The hotel’s 218 guest rooms span the 11th to 20th floors. The hotel will be managed by Thompson Hotels, a fast-growing hospitality brand in the Texas market. The building’s 324 apartment units will occupy floors 22 to 48. Most of the ninth floor, however, will be a common outdoor roof deck with amenities for apartment residents.
- Parking: 885 spaces on floors six through eight, and underground.
- Mechanical Utilities: 21st Floor.
- 49th Floor: High-end restaurant, entertainment/event venue and two hotel penthouse suites.
- 50th Floor: Hotel bar, wraparound public observation deck.
The amenity deck combines resident and hotel amenities on one level — to paraphrase Stefon, “this place has everything.” There’s a long, narrow 3.5-foot pool with a lounge, and beside it sits an outdoor hotel lobby desk next to an additional indoor lobby lounge. Around the corner facing Elm Street is a fitness area leading to a yoga nook at the deck’s far corner.
Stroll past that, and we arrive at the outdoor dog run, which is next to an indoor dog concierge. Overlooking Pacific Avenue is a spa, then a resident patio. Finally, at the corner of Pacific Avenue and Akard Street just before we get back to the pool, you’ll find a dining area. Just above the amenity deck, there will be an indoor/outdoor restaurant.
For decades, the tower was known for its sleek 50-foot columns at street-level which shaded the sidewalk, and the Greek white marble panels covering the four sides of the podium on the sixth, seventh and eighth exterior levels. Drever is restoring the marble — and that’s no small feat, considering this required obtaining new sections from the source, a mountain in Attica, that also supplied stone for the Parthenon of the ancient Athenians.

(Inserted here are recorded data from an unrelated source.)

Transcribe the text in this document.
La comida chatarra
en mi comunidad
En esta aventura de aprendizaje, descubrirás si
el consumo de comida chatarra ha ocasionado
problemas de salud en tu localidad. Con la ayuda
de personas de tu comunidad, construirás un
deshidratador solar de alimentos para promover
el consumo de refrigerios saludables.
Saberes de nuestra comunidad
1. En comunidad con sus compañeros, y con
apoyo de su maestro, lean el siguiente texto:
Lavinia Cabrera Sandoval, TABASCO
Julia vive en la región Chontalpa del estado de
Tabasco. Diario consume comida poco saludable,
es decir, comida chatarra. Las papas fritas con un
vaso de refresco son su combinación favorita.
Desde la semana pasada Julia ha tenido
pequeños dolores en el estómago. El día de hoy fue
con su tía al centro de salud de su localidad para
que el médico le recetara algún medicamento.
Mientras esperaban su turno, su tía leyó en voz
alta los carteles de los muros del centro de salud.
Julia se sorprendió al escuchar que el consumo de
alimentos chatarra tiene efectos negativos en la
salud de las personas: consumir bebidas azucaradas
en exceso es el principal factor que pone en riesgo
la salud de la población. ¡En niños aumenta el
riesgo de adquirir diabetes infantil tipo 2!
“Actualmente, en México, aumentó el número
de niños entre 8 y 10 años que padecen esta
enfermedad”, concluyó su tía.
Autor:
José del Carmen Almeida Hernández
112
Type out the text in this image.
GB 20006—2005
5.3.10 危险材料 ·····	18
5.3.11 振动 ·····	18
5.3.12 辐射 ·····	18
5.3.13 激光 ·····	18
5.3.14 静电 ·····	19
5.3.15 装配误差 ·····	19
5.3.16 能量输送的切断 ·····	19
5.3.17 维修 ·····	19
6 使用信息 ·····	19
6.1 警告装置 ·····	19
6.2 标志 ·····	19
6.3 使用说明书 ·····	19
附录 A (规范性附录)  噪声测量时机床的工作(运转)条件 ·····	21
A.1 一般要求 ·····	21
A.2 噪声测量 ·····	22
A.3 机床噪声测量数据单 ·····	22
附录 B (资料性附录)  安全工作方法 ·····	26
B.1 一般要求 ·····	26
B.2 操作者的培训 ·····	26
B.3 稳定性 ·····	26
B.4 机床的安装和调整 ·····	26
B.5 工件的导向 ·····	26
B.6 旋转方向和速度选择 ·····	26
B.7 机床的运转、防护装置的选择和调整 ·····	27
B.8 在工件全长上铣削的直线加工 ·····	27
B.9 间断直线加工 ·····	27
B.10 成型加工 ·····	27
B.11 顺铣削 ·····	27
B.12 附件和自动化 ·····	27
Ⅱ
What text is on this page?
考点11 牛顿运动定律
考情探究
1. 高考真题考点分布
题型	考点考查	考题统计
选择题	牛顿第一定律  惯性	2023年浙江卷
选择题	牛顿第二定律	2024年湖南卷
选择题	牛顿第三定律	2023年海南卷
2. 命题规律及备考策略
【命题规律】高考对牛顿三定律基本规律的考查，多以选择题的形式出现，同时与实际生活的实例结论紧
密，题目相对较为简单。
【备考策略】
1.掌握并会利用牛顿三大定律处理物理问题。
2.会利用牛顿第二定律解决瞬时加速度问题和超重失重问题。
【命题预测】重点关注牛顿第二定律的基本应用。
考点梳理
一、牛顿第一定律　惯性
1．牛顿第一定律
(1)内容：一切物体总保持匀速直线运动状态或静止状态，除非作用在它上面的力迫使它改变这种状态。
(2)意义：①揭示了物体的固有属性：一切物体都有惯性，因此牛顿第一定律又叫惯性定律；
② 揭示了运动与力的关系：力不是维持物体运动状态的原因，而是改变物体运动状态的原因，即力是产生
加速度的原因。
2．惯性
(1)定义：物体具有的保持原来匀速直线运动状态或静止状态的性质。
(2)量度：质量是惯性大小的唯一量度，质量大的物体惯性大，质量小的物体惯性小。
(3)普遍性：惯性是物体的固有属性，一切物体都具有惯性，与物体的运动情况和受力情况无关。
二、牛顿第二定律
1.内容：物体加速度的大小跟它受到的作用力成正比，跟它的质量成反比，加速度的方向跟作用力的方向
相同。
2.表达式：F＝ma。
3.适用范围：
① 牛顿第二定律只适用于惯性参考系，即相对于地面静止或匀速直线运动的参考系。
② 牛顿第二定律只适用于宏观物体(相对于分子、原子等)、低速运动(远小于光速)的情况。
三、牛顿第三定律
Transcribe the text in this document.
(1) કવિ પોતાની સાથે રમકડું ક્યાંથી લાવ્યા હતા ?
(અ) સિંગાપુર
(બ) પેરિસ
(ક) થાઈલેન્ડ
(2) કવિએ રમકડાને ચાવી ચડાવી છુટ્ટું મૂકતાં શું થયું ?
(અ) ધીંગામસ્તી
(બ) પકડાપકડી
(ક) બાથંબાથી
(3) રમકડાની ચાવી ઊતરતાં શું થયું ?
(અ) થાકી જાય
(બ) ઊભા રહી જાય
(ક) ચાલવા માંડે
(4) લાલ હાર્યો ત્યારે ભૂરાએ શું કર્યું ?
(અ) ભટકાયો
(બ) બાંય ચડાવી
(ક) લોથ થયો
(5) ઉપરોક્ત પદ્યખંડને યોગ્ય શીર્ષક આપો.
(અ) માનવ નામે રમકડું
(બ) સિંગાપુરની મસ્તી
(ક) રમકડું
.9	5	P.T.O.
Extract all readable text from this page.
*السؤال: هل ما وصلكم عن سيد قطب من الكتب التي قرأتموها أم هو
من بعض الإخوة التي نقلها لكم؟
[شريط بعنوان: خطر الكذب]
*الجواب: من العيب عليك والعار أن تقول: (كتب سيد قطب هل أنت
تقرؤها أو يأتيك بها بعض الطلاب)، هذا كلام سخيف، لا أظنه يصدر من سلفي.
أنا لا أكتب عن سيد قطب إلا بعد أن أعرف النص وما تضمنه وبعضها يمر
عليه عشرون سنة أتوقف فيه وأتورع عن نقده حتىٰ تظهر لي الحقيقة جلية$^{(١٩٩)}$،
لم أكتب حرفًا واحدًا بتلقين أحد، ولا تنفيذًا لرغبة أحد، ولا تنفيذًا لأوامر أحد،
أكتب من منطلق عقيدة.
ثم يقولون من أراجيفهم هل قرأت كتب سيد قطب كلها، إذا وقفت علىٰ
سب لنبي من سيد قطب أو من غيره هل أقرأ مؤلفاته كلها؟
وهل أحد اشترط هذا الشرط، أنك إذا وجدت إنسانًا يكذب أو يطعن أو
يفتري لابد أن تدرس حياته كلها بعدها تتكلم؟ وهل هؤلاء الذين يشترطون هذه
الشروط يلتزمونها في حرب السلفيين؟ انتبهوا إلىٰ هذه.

In a prepared statement, Merriman Anderson principal Aimee Sanborn said, “The original marble is from Mount Pentelikon. It’s a beautiful natural stone with wonderful veining.”
Removing, restoring and reinstalling the 18,000 marble sections has been a monumental effort that is still underway, Drever spokesperson Allison Rhodes said. Lately, contractor Andres has also been working on renovating the building’s interior electrical systems.
In addition to new greenery, Drever is adding a spectacular public art feature to this milieu. Visitors approaching and leaving the building will walk through mirrored steel columns that curve up and down in height, and curl in and out of the trees — kind of like a skateboarder zig-zagging around traffic cones.
Drever plans to have the tower opened by Fall 2019.